The four soloists were consistent in their solos and well blended as a unit in the “Agnus Dei,” though elsewhere the balance was dominated by soprano Layla Claire and bass-baritone Daniel Okulitch over mezzo Julie Boulianne and tenor John Tessier. Claire made the strongest impression of the four, with her bright, flexible instrument, though her words were fitfully indecipherable.
Prepared by Michael Black, chorus master of Lyric Opera, the Grant Park Chorus sang with polish and agility, handling Kalmar’s challenging tempos with aplomb.

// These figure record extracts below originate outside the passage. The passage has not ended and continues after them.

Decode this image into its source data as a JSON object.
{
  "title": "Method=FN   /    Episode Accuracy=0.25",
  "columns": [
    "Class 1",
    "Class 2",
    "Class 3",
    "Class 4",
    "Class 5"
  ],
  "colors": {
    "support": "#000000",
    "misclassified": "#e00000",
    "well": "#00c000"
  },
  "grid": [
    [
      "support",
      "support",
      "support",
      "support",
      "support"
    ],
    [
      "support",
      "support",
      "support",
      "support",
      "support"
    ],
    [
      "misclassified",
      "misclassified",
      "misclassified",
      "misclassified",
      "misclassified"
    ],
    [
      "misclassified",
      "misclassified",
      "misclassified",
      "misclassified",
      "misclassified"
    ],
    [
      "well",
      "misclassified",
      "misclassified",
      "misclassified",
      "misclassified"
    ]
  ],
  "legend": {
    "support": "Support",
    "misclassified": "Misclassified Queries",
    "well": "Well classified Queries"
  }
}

Apart from some ragged winds in the introduction, the only complaint was the inexplicable decision to allow late seating in the middle of the Gloria, which provided minutes of distracted bustle as audience members shuffled to their seats.

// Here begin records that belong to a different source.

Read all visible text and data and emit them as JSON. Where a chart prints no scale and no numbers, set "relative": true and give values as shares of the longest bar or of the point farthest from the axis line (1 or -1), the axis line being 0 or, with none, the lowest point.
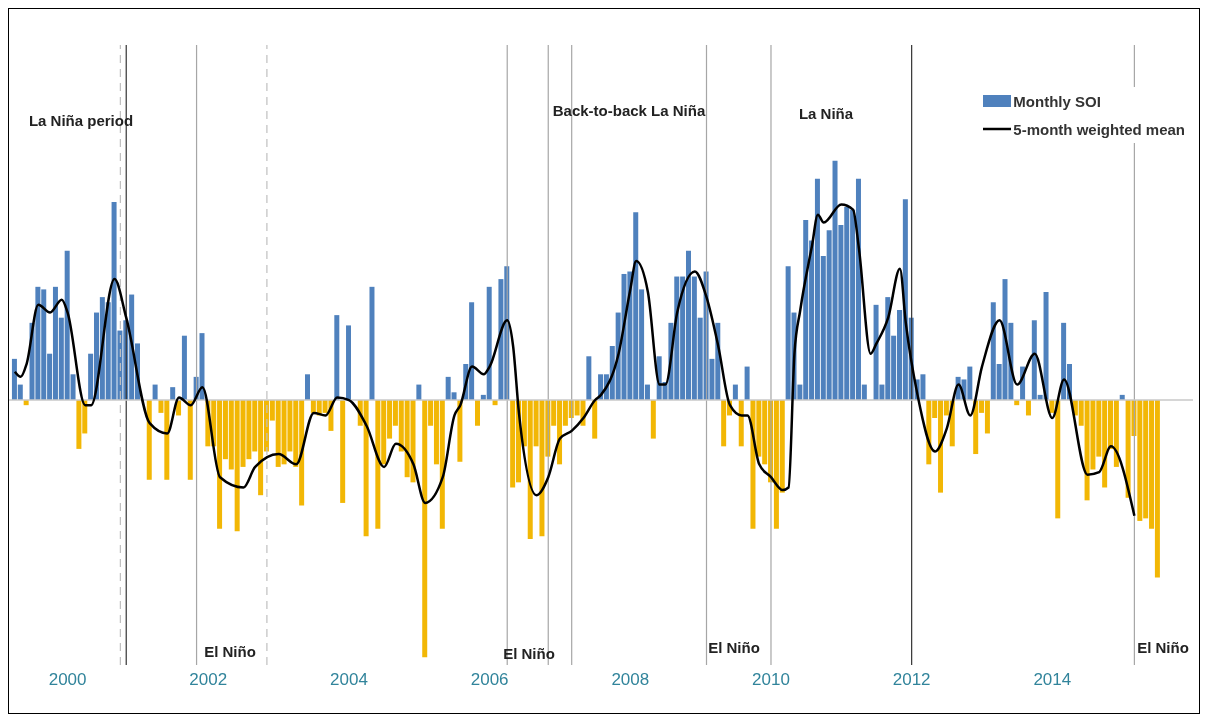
{
  "chart_data": {
    "type": "bar",
    "relative": true,
    "legend": "top right",
    "x": [
      "1999-04",
      "1999-05",
      "1999-06",
      "1999-07",
      "1999-08",
      "1999-09",
      "1999-10",
      "1999-11",
      "1999-12",
      "2000-01",
      "2000-02",
      "2000-03",
      "2000-04",
      "2000-05",
      "2000-06",
      "2000-07",
      "2000-08",
      "2000-09",
      "2000-10",
      "2000-11",
      "2000-12",
      "2001-01",
      "2001-02",
      "2001-03",
      "2001-04",
      "2001-05",
      "2001-06",
      "2001-07",
      "2001-08",
      "2001-09",
      "2001-10",
      "2001-11",
      "2001-12",
      "2002-01",
      "2002-02",
      "2002-03",
      "2002-04",
      "2002-05",
      "2002-06",
      "2002-07",
      "2002-08",
      "2002-09",
      "2002-10",
      "2002-11",
      "2002-12",
      "2003-01",
      "2003-02",
      "2003-03",
      "2003-04",
      "2003-05",
      "2003-06",
      "2003-07",
      "2003-08",
      "2003-09",
      "2003-10",
      "2003-11",
      "2003-12",
      "2004-01",
      "2004-02",
      "2004-03",
      "2004-04",
      "2004-05",
      "2004-06",
      "2004-07",
      "2004-08",
      "2004-09",
      "2004-10",
      "2004-11",
      "2004-12",
      "2005-01",
      "2005-02",
      "2005-03",
      "2005-04",
      "2005-05",
      "2005-06",
      "2005-07",
      "2005-08",
      "2005-09",
      "2005-10",
      "2005-11",
      "2005-12",
      "2006-01",
      "2006-02",
      "2006-03",
      "2006-04",
      "2006-05",
      "2006-06",
      "2006-07",
      "2006-08",
      "2006-09",
      "2006-10",
      "2006-11",
      "2006-12",
      "2007-01",
      "2007-02",
      "2007-03",
      "2007-04",
      "2007-05",
      "2007-06",
      "2007-07",
      "2007-08",
      "2007-09",
      "2007-10",
      "2007-11",
      "2007-12",
      "2008-01",
      "2008-02",
      "2008-03",
      "2008-04",
      "2008-05",
      "2008-06",
      "2008-07",
      "2008-08",
      "2008-09",
      "2008-10",
      "2008-11",
      "2008-12",
      "2009-01",
      "2009-02",
      "2009-03",
      "2009-04",
      "2009-05",
      "2009-06",
      "2009-07",
      "2009-08",
      "2009-09",
      "2009-10",
      "2009-11",
      "2009-12",
      "2010-01",
      "2010-02",
      "2010-03",
      "2010-04",
      "2010-05",
      "2010-06",
      "2010-07",
      "2010-08",
      "2010-09",
      "2010-10",
      "2010-11",
      "2010-12",
      "2011-01",
      "2011-02",
      "2011-03",
      "2011-04",
      "2011-05",
      "2011-06",
      "2011-07",
      "2011-08",
      "2011-09",
      "2011-10",
      "2011-11",
      "2011-12",
      "2012-01",
      "2012-02",
      "2012-03",
      "2012-04",
      "2012-05",
      "2012-06",
      "2012-07",
      "2012-08",
      "2012-09",
      "2012-10",
      "2012-11",
      "2012-12",
      "2013-01",
      "2013-02",
      "2013-03",
      "2013-04",
      "2013-05",
      "2013-06",
      "2013-07",
      "2013-08",
      "2013-09",
      "2013-10",
      "2013-11",
      "2013-12",
      "2014-01",
      "2014-02",
      "2014-03",
      "2014-04",
      "2014-05",
      "2014-06",
      "2014-07",
      "2014-08",
      "2014-09",
      "2014-10",
      "2014-11",
      "2014-12",
      "2015-01",
      "2015-02",
      "2015-03",
      "2015-04",
      "2015-05",
      "2015-06",
      "2015-07"
    ],
    "xlim": [
      "1999-03",
      "2016-01"
    ],
    "xticks": [
      "2000",
      "2002",
      "2004",
      "2006",
      "2008",
      "2010",
      "2012",
      "2014"
    ],
    "series": [
      {
        "name": "Monthly SOI",
        "type": "bar",
        "color": "#4f81bd",
        "values": [
          0.16,
          0.06,
          -0.02,
          0.3,
          0.44,
          0.43,
          0.18,
          0.44,
          0.32,
          0.58,
          0.1,
          -0.19,
          -0.13,
          0.18,
          0.34,
          0.4,
          0.38,
          0.77,
          0.27,
          0.31,
          0.41,
          0.22,
          null,
          -0.31,
          0.06,
          -0.05,
          -0.31,
          0.05,
          -0.06,
          0.25,
          -0.31,
          0.09,
          0.26,
          -0.18,
          -0.18,
          -0.5,
          -0.23,
          -0.27,
          -0.51,
          -0.26,
          -0.23,
          -0.2,
          -0.37,
          -0.2,
          -0.08,
          -0.26,
          -0.25,
          -0.2,
          -0.26,
          -0.41,
          0.1,
          -0.05,
          -0.06,
          -0.05,
          -0.12,
          0.33,
          -0.4,
          0.29,
          null,
          -0.1,
          -0.53,
          0.44,
          -0.5,
          -0.25,
          -0.15,
          -0.1,
          -0.2,
          -0.3,
          -0.32,
          0.06,
          -1,
          -0.1,
          -0.25,
          -0.5,
          0.09,
          0.03,
          -0.24,
          0.14,
          0.38,
          -0.1,
          0.02,
          0.44,
          -0.02,
          0.47,
          0.52,
          -0.34,
          -0.32,
          -0.18,
          -0.54,
          -0.18,
          -0.53,
          -0.22,
          -0.1,
          -0.25,
          -0.1,
          -0.07,
          -0.06,
          -0.1,
          0.17,
          -0.15,
          0.1,
          0.1,
          0.21,
          0.34,
          0.49,
          0.5,
          0.73,
          0.43,
          0.06,
          -0.15,
          0.17,
          0.07,
          0.3,
          0.48,
          0.48,
          0.58,
          0.48,
          0.32,
          0.5,
          0.16,
          0.3,
          -0.18,
          -0.06,
          0.06,
          -0.18,
          0.13,
          -0.5,
          -0.22,
          -0.25,
          -0.32,
          -0.5,
          -0.36,
          0.52,
          0.34,
          0.06,
          0.7,
          0.62,
          0.86,
          0.56,
          0.66,
          0.93,
          0.68,
          0.75,
          0.74,
          0.86,
          0.06,
          0.0,
          0.37,
          0.06,
          0.4,
          0.25,
          0.35,
          0.78,
          0.32,
          0.08,
          0.1,
          -0.25,
          -0.07,
          -0.36,
          -0.06,
          -0.18,
          0.09,
          0.08,
          0.13,
          -0.21,
          -0.05,
          -0.13,
          0.38,
          0.14,
          0.47,
          0.3,
          -0.02,
          0.13,
          -0.06,
          0.31,
          0.02,
          0.42,
          -0.05,
          -0.46,
          0.3,
          0.14,
          -0.06,
          -0.1,
          -0.39,
          -0.27,
          -0.22,
          -0.34,
          -0.19,
          -0.26,
          0.02,
          -0.38,
          -0.14,
          -0.47,
          -0.46,
          -0.5,
          -0.69
        ],
        "colors": [
          "#4f81bd",
          "#4f81bd",
          "#f2b705",
          "#4f81bd",
          "#4f81bd",
          "#4f81bd",
          "#4f81bd",
          "#4f81bd",
          "#4f81bd",
          "#4f81bd",
          "#4f81bd",
          "#f2b705",
          "#f2b705",
          "#4f81bd",
          "#4f81bd",
          "#4f81bd",
          "#4f81bd",
          "#4f81bd",
          "#4f81bd",
          "#4f81bd",
          "#4f81bd",
          "#4f81bd",
          "#f2b705",
          "#f2b705",
          "#4f81bd",
          "#f2b705",
          "#f2b705",
          "#4f81bd",
          "#f2b705",
          "#4f81bd",
          "#f2b705",
          "#4f81bd",
          "#4f81bd",
          "#f2b705",
          "#f2b705",
          "#f2b705",
          "#f2b705",
          "#f2b705",
          "#f2b705",
          "#f2b705",
          "#f2b705",
          "#f2b705",
          "#f2b705",
          "#f2b705",
          "#f2b705",
          "#f2b705",
          "#f2b705",
          "#f2b705",
          "#f2b705",
          "#f2b705",
          "#4f81bd",
          "#f2b705",
          "#f2b705",
          "#f2b705",
          "#f2b705",
          "#4f81bd",
          "#f2b705",
          "#4f81bd",
          "#f2b705",
          "#f2b705",
          "#f2b705",
          "#4f81bd",
          "#f2b705",
          "#f2b705",
          "#f2b705",
          "#f2b705",
          "#f2b705",
          "#f2b705",
          "#f2b705",
          "#4f81bd",
          "#f2b705",
          "#f2b705",
          "#f2b705",
          "#f2b705",
          "#4f81bd",
          "#4f81bd",
          "#f2b705",
          "#4f81bd",
          "#4f81bd",
          "#f2b705",
          "#4f81bd",
          "#4f81bd",
          "#f2b705",
          "#4f81bd",
          "#4f81bd",
          "#f2b705",
          "#f2b705",
          "#f2b705",
          "#f2b705",
          "#f2b705",
          "#f2b705",
          "#f2b705",
          "#f2b705",
          "#f2b705",
          "#f2b705",
          "#f2b705",
          "#f2b705",
          "#f2b705",
          "#4f81bd",
          "#f2b705",
          "#4f81bd",
          "#4f81bd",
          "#4f81bd",
          "#4f81bd",
          "#4f81bd",
          "#4f81bd",
          "#4f81bd",
          "#4f81bd",
          "#4f81bd",
          "#f2b705",
          "#4f81bd",
          "#4f81bd",
          "#4f81bd",
          "#4f81bd",
          "#4f81bd",
          "#4f81bd",
          "#4f81bd",
          "#4f81bd",
          "#4f81bd",
          "#4f81bd",
          "#4f81bd",
          "#f2b705",
          "#f2b705",
          "#4f81bd",
          "#f2b705",
          "#4f81bd",
          "#f2b705",
          "#f2b705",
          "#f2b705",
          "#f2b705",
          "#f2b705",
          "#f2b705",
          "#4f81bd",
          "#4f81bd",
          "#4f81bd",
          "#4f81bd",
          "#4f81bd",
          "#4f81bd",
          "#4f81bd",
          "#4f81bd",
          "#4f81bd",
          "#4f81bd",
          "#4f81bd",
          "#4f81bd",
          "#4f81bd",
          "#4f81bd",
          "#4f81bd",
          "#4f81bd",
          "#4f81bd",
          "#4f81bd",
          "#4f81bd",
          "#4f81bd",
          "#4f81bd",
          "#4f81bd",
          "#4f81bd",
          "#4f81bd",
          "#f2b705",
          "#f2b705",
          "#f2b705",
          "#f2b705",
          "#f2b705",
          "#4f81bd",
          "#4f81bd",
          "#4f81bd",
          "#f2b705",
          "#f2b705",
          "#f2b705",
          "#4f81bd",
          "#4f81bd",
          "#4f81bd",
          "#4f81bd",
          "#f2b705",
          "#4f81bd",
          "#f2b705",
          "#4f81bd",
          "#4f81bd",
          "#4f81bd",
          "#f2b705",
          "#f2b705",
          "#4f81bd",
          "#4f81bd",
          "#f2b705",
          "#f2b705",
          "#f2b705",
          "#f2b705",
          "#f2b705",
          "#f2b705",
          "#f2b705",
          "#f2b705",
          "#4f81bd",
          "#f2b705",
          "#f2b705",
          "#f2b705",
          "#f2b705",
          "#f2b705",
          "#f2b705"
        ]
      },
      {
        "name": "5-month weighted mean",
        "type": "line",
        "color": "#000000",
        "x": [
          "1999-04",
          "1999-05",
          "1999-06",
          "1999-08",
          "1999-10",
          "1999-12",
          "2000-01",
          "2000-04",
          "2000-05",
          "2000-09",
          "2000-11",
          "2001-03",
          "2001-06",
          "2001-08",
          "2001-10",
          "2001-12",
          "2002-03",
          "2002-07",
          "2002-09",
          "2003-01",
          "2003-04",
          "2003-07",
          "2003-09",
          "2003-11",
          "2004-01",
          "2004-04",
          "2004-07",
          "2004-09",
          "2004-12",
          "2005-02",
          "2005-05",
          "2005-07",
          "2005-08",
          "2005-10",
          "2005-12",
          "2006-01",
          "2006-04",
          "2006-05",
          "2006-06",
          "2006-09",
          "2006-11",
          "2007-01",
          "2007-03",
          "2007-05",
          "2007-07",
          "2007-08",
          "2007-11",
          "2008-01",
          "2008-02",
          "2008-04",
          "2008-06",
          "2008-07",
          "2008-09",
          "2008-12",
          "2009-02",
          "2009-04",
          "2009-06",
          "2009-08",
          "2009-09",
          "2009-11",
          "2010-01",
          "2010-03",
          "2010-04",
          "2010-05",
          "2010-06",
          "2010-08",
          "2010-09",
          "2010-10",
          "2011-01",
          "2011-03",
          "2011-04",
          "2011-06",
          "2011-07",
          "2011-09",
          "2011-11",
          "2011-12",
          "2012-02",
          "2012-05",
          "2012-07",
          "2012-09",
          "2012-11",
          "2013-01",
          "2013-04",
          "2013-07",
          "2013-10",
          "2014-01",
          "2014-03",
          "2014-07",
          "2014-09",
          "2014-11",
          "2015-03"
        ],
        "values": [
          0.11,
          0.09,
          0.14,
          0.37,
          0.34,
          0.39,
          0.34,
          -0.02,
          -0.02,
          0.47,
          0.32,
          -0.09,
          -0.13,
          0.01,
          -0.02,
          0.05,
          -0.3,
          -0.34,
          -0.26,
          -0.21,
          -0.25,
          -0.05,
          -0.06,
          0.01,
          0,
          -0.1,
          -0.26,
          -0.17,
          -0.25,
          -0.4,
          -0.3,
          -0.06,
          -0.02,
          0.13,
          0.1,
          0.13,
          0.31,
          0.21,
          -0.05,
          -0.37,
          -0.3,
          -0.15,
          -0.12,
          -0.07,
          0,
          0.02,
          0.18,
          0.43,
          0.54,
          0.42,
          0.06,
          0.06,
          0.34,
          0.5,
          0.4,
          0.21,
          -0.02,
          -0.06,
          -0.06,
          -0.25,
          -0.3,
          -0.35,
          -0.34,
          0.18,
          0.35,
          0.6,
          0.72,
          0.69,
          0.76,
          0.74,
          0.59,
          0.18,
          0.22,
          0.32,
          0.51,
          0.3,
          0.02,
          -0.2,
          -0.11,
          0.06,
          -0.06,
          0.13,
          0.31,
          0.06,
          0.18,
          -0.07,
          0.08,
          -0.29,
          -0.28,
          -0.18,
          -0.45
        ]
      }
    ],
    "ref_lines": [
      {
        "axis": "x",
        "value": "2000-10",
        "color": "#bfbfbf",
        "line_style": "dashed"
      },
      {
        "axis": "x",
        "value": "2000-11",
        "color": "#333333",
        "line_style": "solid"
      },
      {
        "axis": "x",
        "value": "2001-11",
        "color": "#a6a6a6",
        "line_style": "solid"
      },
      {
        "axis": "x",
        "value": "2002-11",
        "color": "#bfbfbf",
        "line_style": "dashed"
      },
      {
        "axis": "x",
        "value": "2006-04",
        "color": "#a6a6a6",
        "line_style": "solid"
      },
      {
        "axis": "x",
        "value": "2006-11",
        "color": "#a6a6a6",
        "line_style": "solid"
      },
      {
        "axis": "x",
        "value": "2007-03",
        "color": "#a6a6a6",
        "line_style": "solid"
      },
      {
        "axis": "x",
        "value": "2009-02",
        "color": "#a6a6a6",
        "line_style": "solid"
      },
      {
        "axis": "x",
        "value": "2010-01",
        "color": "#a6a6a6",
        "line_style": "solid"
      },
      {
        "axis": "x",
        "value": "2012-01",
        "color": "#333333",
        "line_style": "solid"
      },
      {
        "axis": "x",
        "value": "2015-03",
        "color": "#a6a6a6",
        "line_style": "solid"
      }
    ],
    "annotations": [
      "La Niña period",
      "Back-to-back La Niña",
      "La Niña",
      "El Niño",
      "El Niño",
      "El Niño",
      "El Niño"
    ]
  }
}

Thirty years after it was premiered, Harmonielehre remains one of John Adams’ finest inspirations, along with his deeply moving tribute to the victims of 9-11, On the Transmigration of Souls.

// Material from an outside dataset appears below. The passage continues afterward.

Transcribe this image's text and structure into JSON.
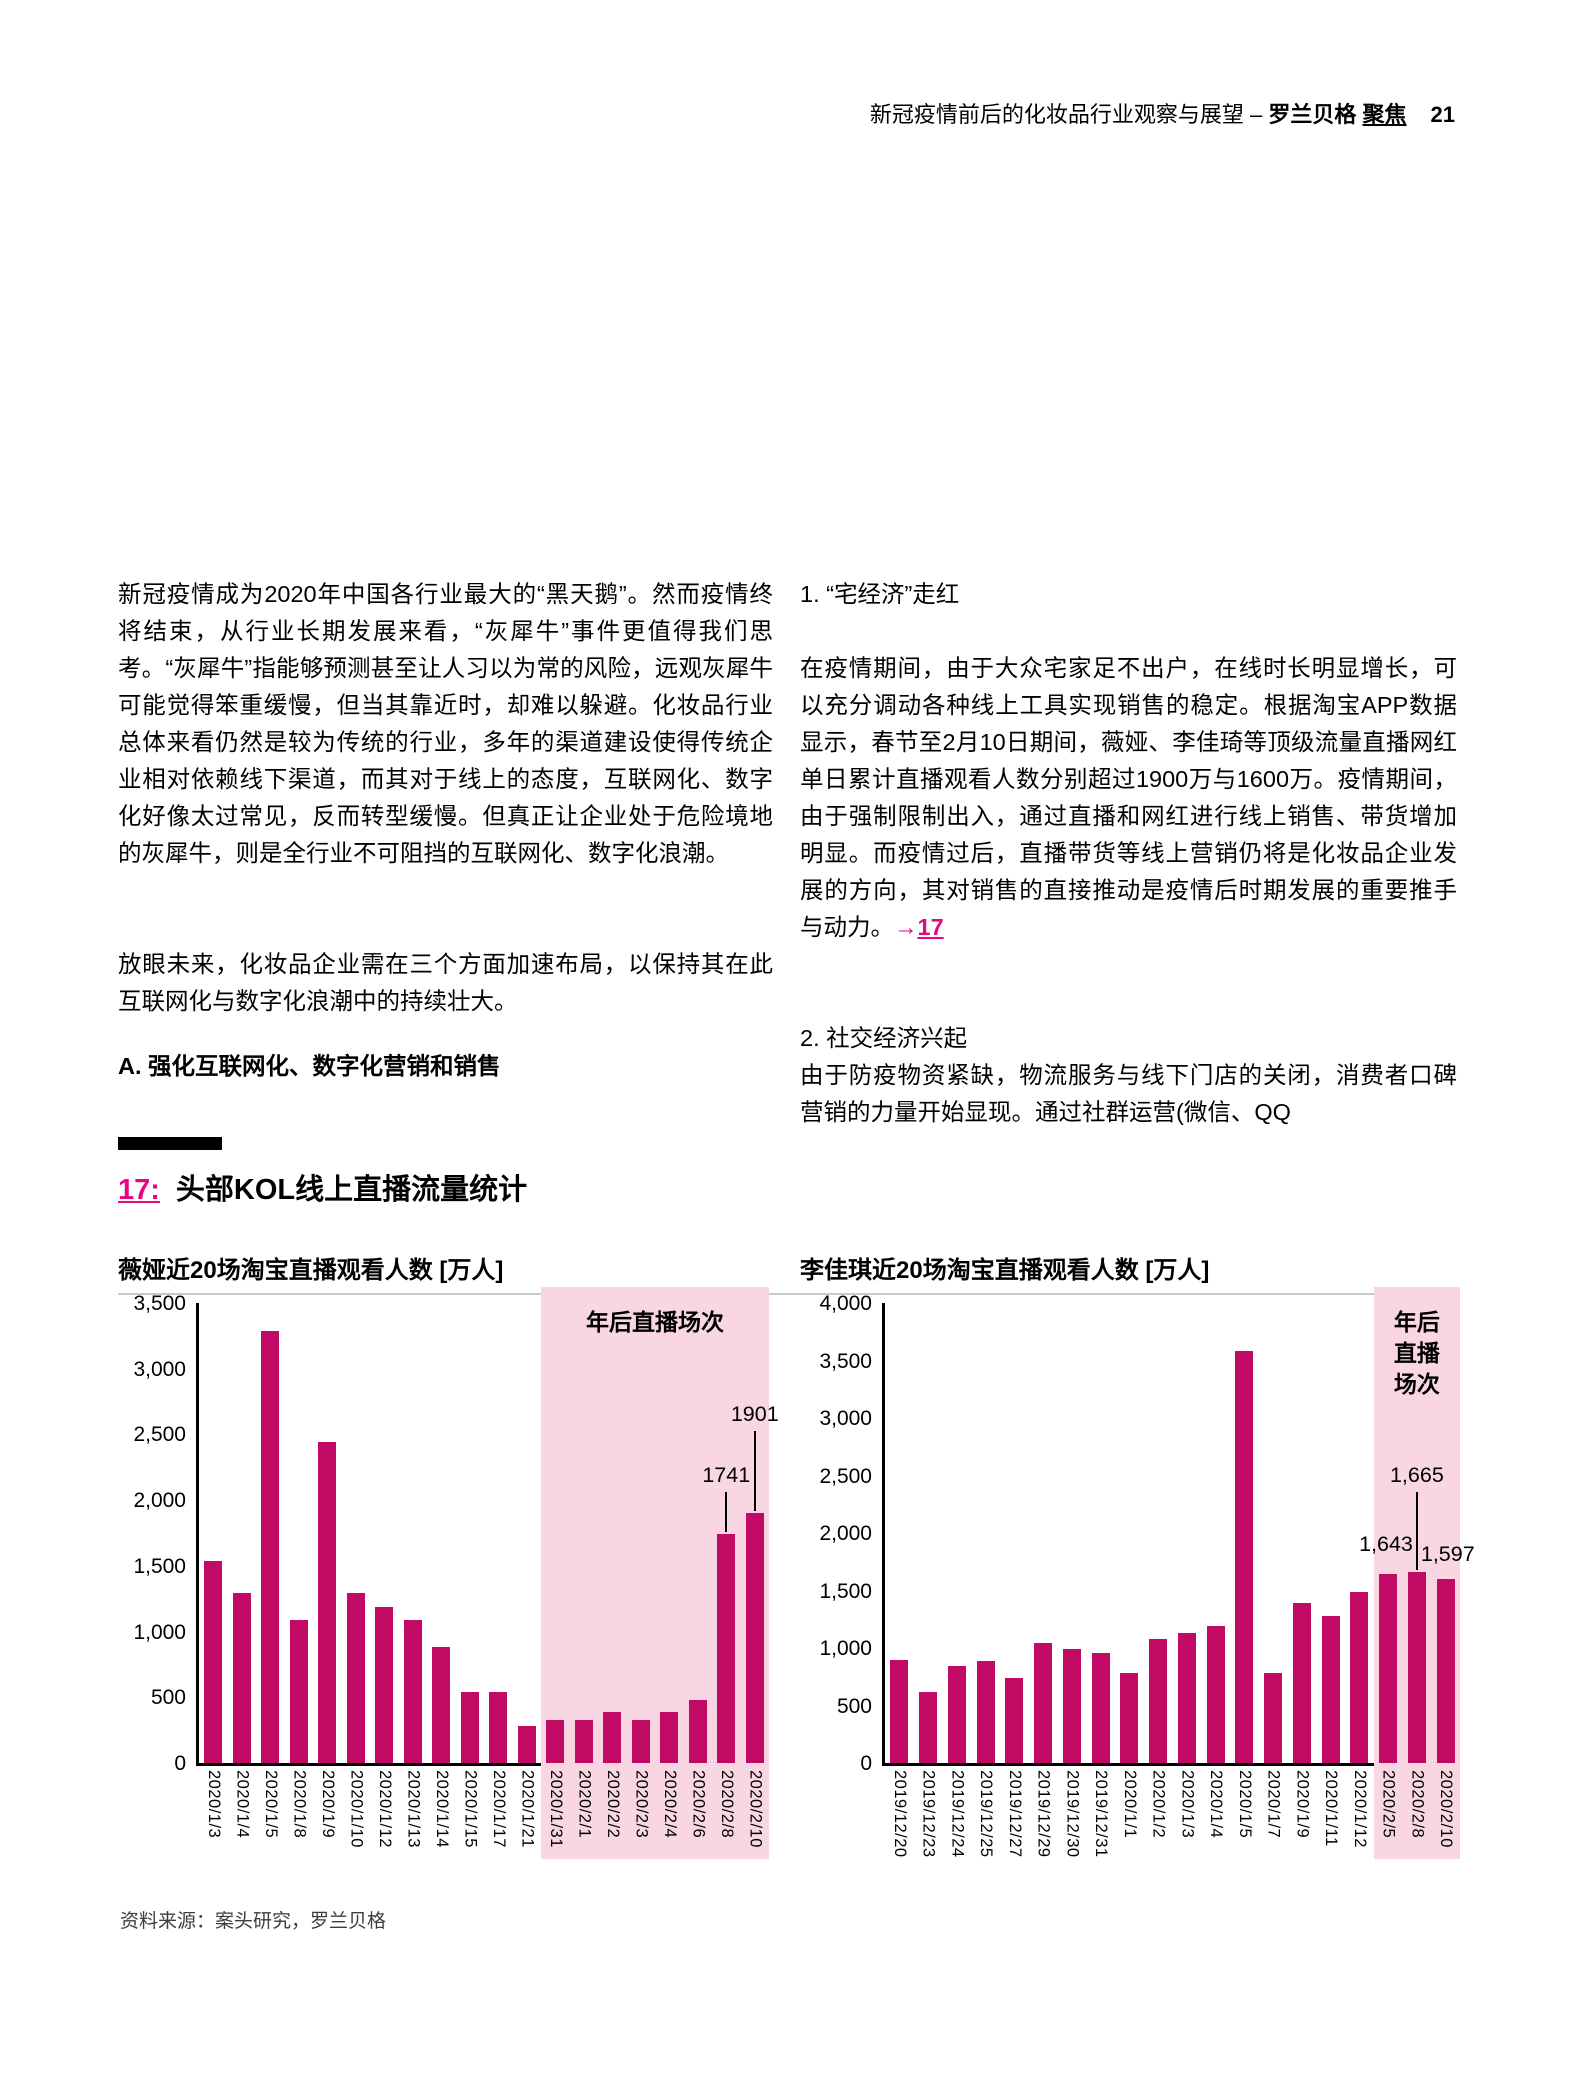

Unlike much of his recent output, which has offered either slick and jokey superficiality (Absolute Jest) or leaden, preachy political correctness (The Gospel According to the Other Mary), Harmonielehre remains a masterpiece and after three decades still stands as Adams’ most substantial and convincing work for orchestra.
Spanning three movements and 40 minutes, and scored for huge forces, Harmonielhere is a symphony in all but name. The extramusical inspirations are wide and varied, from the title, taken from an Arnold Schoenberg text, to whimsical dreams of flying tankers and his then-infant daughter.
Harmonielehre is ambitious in scale yet ideally proportioned, with a rich vein of thematic material. Adams made a great leap forward in this work, fusing his early minimalist style with soaring lyrical richness and a driving rock edge that cohere masterfully. From the hammering assault of E minor chords that opens the work, we’re not in Kansas (or in Shaker Loops) anymore.
Carlos Kalmar is clearly in synch with Adams’ style and–even with the distraction of repeated passes by low-flying helicopters–led the Grant Park Orchestra in an edgy, powerful performance that did Adams’ music proud in this belated festival premiere. The pulsing rhythms that frame the first movement went with insistent momentum, and the searching contrasting theme was quite beautifully played by the Grant Park strings.
The second movement, “The Anfortas Wound,” reflects an artistic crisis for Adams, and here Kalmar charted the introspective music with great skill and finely layered dynamics. There is an undeniable sense of renewed energy and resurgence in the finale, which had ample propulsive energy, culminating in its grandly affirmative coda.
The playing of the orchestra had more than a few rugged moments, most prominently a mangled trumpet solo in the middle movement. Even so, this Harmonielehre debut offered a highlight of the summer season, and one should grab the rare opportunity to hear Adams’ terrific symphony and the Haydn mass Saturday night.
The program will be repeated 7:30 p.m. Saturday at the Pritzker Pavilion. gpmf.org
Posted in Performances
Posted Aug 08, 2015 at 3:32 pm by David Grusenmeyer
When at intermission I asked one of the ushers why so many latecomers were allowed into their seats in the middle of the Gloria, the usher said that the movers were not late but were avoiding what turned out to be a very brief shower.
Posted Aug 09, 2015 at 10:52 am by Odradek
I agree with the review, but was fortunate to catch Saturday’s performance, where there was no trumpet mangle and no brief shower.
“Harmonielehre” is also being done by the CSO this upcoming, under Edo de Waart, who premiered the piece and made the first recording of it.